Pengusaha Tempe Merasa Kelimpungan Saat ini
Pengusaha Tempe Merasa Kelimpungan Saat ini
Mustanir.com – Perajin tahu-tempe di Kecamatan Sawit dan Kecamatan Banyudono, Kabupaten Boyolali, Jateng, kelimpungan. Kondisi ini, dampak dari melemahnya nilai tukar rupiah terhadap dolar AS yang berdampak pada melonjaknya harga bahan baku kedelai impor.
“Harga bahan baku kedelai impor naik tajam. Kami tak biasa bertahan,” tutur Suwarto (50) perajin tahu-tempe Desa Bendan, Kecamatan Banyudono, Kabupaten Boyolali, Jum’at (4/9).
Menurut Suwarto, saat ini harga kedelai impor menyentuh Rp 85 ribu/kuintal. Padahal, harga sebelumnya bertahan pada kisaran Rp 75 ribu/kuintal. Kenaikkan harga Rp 10 ribu/kuintal sudah cukup membuat perajin tahu-tempe di sini kelabakan.
“Kenaikkan nilar dolar AS, otomatis berdampak biaya produksi,” ujar Wartopo (65), perajin tahu-tempe yang lain.
Wartopo setiap hari butuh sekitar dua-tiga kuintal kedelai untuk produksi tahu. Selisih kenaikkan harga kedelai impor, cukup berarti bagi perajin. Oleh karena, dengan kenaikkan bahan baku berdampak pada keuntungan kian tipis. Soalnya, perajin tidak berani menaikkan harga jual lantaran takut kehilangan pembeli.

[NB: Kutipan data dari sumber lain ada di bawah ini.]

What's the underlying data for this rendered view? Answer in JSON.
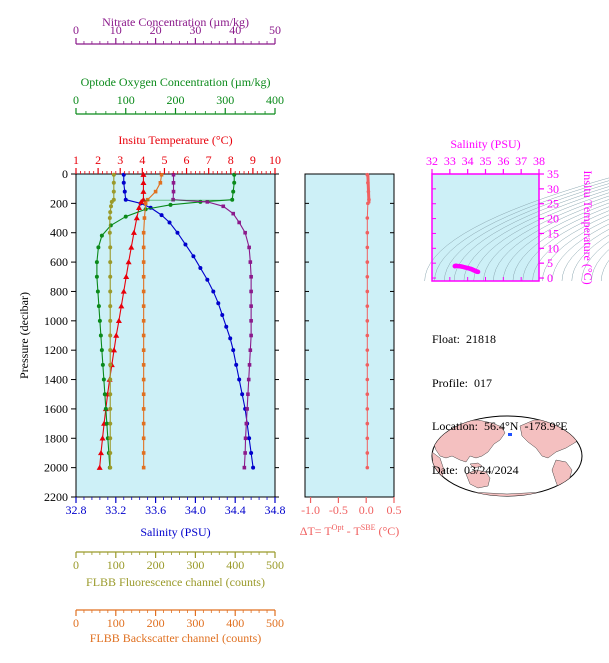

“Memproduksi tahu saat sekarang, balik modal saja sudah bagus. Masak, kerja tidak hanya kerja bhakti saja. Tidak ada upahnya dari memeras keringat,” tambah Suwarni (57), perajin yang lain. (rol/adj)
Komentar Mustanir.com
Indonesia, negeri yang kaya akan sumber daya alamnya, baik bahari maupun daratannya, tetapi ironisnya, masih banyak rakyatnya yang tidak mendapatkan akses untuk memakan makanan yang baik dan bergizi. Bahkan untuk membuat tempe dan tahu saja, Indonesia perlu impor kedelai dari Amerika, sehingga ketika dollar naik, tempe dan tahu pun menjadi naik harganya.
Untuk membeli beras saja rakyat semakin susah, apalagi jika kemudian ditambah kenaikan harga tempe dan tahu, tentunya akan membuat rakyat Indonesia semakin menjerit. Lantas, apa gunanya ada pemerintahan yang sekarang ini dijalankan jika hanya semakin memberatkan kehidupan rakyat?